There are as many origin stories about the margarita as there are variations on how to make it. But, in both cases, only one is correct.

The drink, when properly made, is simplicity itself. The perfect embodiment of what a cocktail should be. It should not be sweet, syrupy, tart, sour, bitter, or boozy. And yet it is all of those things, balanced in a precarious harmony that can be shattered in the wrong hands. One late night, in a dark tavern on the outskirts of Juarez where our search had brought us, we were in the right hands.

The hands, rough and scarred, that gathered the lime and tequila bottle spoke of years, or decades, in that border town bar. He turned his back to us, pouring the ingredients into the mixing glass: Tequila, lime juice, orange liqueur. Maybe he broke off a corner of a sugar cube. Shaken briskly and strained into a glass with a salted rim and garnished with lime. Anything else is unnecessary, and yet when those ingredients come together, a strange alchemy pulls you into the glass, a Russian Doll–mystery that further unfolds with each sip.

The final ingredient?

“Who was she?” he croaked in a voice that had been shredded by Faro unfiltereds washed down with tequila in response to our question as to who the cocktail had been named after. “She weren’t nobody.” The answer left only more questions.

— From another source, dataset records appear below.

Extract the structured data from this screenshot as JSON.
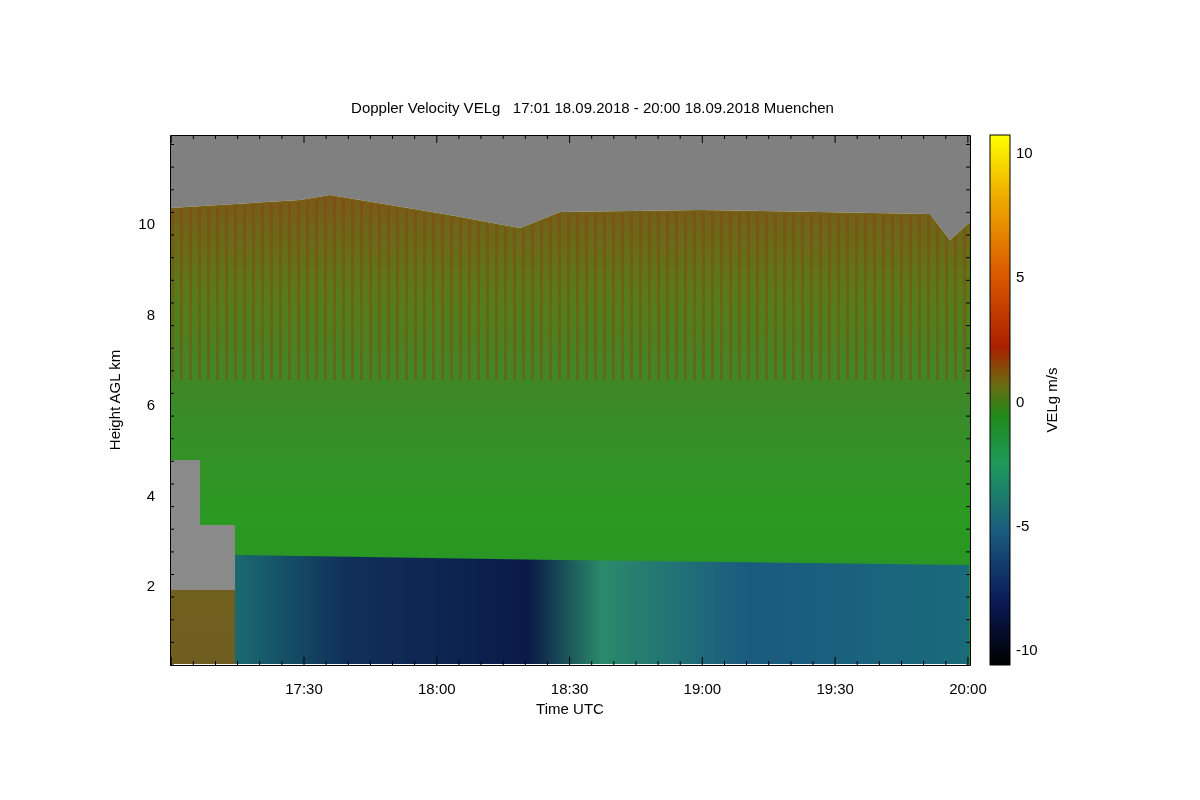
{
  "title": "Doppler Velocity VELg   17:01 18.09.2018 - 20:00 18.09.2018 Muenchen",
  "y_axis": {
    "label": "Height AGL km",
    "ticks": [
      "10",
      "8",
      "6",
      "4",
      "2"
    ]
  },
  "x_axis": {
    "label": "Time UTC",
    "ticks": [
      "17:30",
      "18:00",
      "18:30",
      "19:00",
      "19:30",
      "20:00"
    ]
  },
  "colorbar": {
    "label": "VELg m/s",
    "ticks": [
      "10",
      "5",
      "0",
      "-5",
      "-10"
    ]
  }
}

Did he mean the drink wasn’t named after a woman at all? Did he mean that she was unknown, some singer who struck a bartender’s fancy one night and then faded into the mist of the surrounding desert?

“She weren’t nobody,” he repeated.

When he turned back to face us, we saw a single tear had welled up in his right eye, and it drizzled slowly down his face as he placed the drink in front of us. For a long moment, nothing in the room moved. We heard only the creak of the rafters and the old floorboards. The dust felt thicker; the air appeared even more yellow. The tear hung for a moment and then fell from his cheek, the single drop splashing into the drink below—the final ingredient.

The bear of a biker at the stool next to us turned his head only slightly toward us, not enough for us to see the scar running down the other side of his face and said, “You gringos ask a lot of questions you shouldn’t.”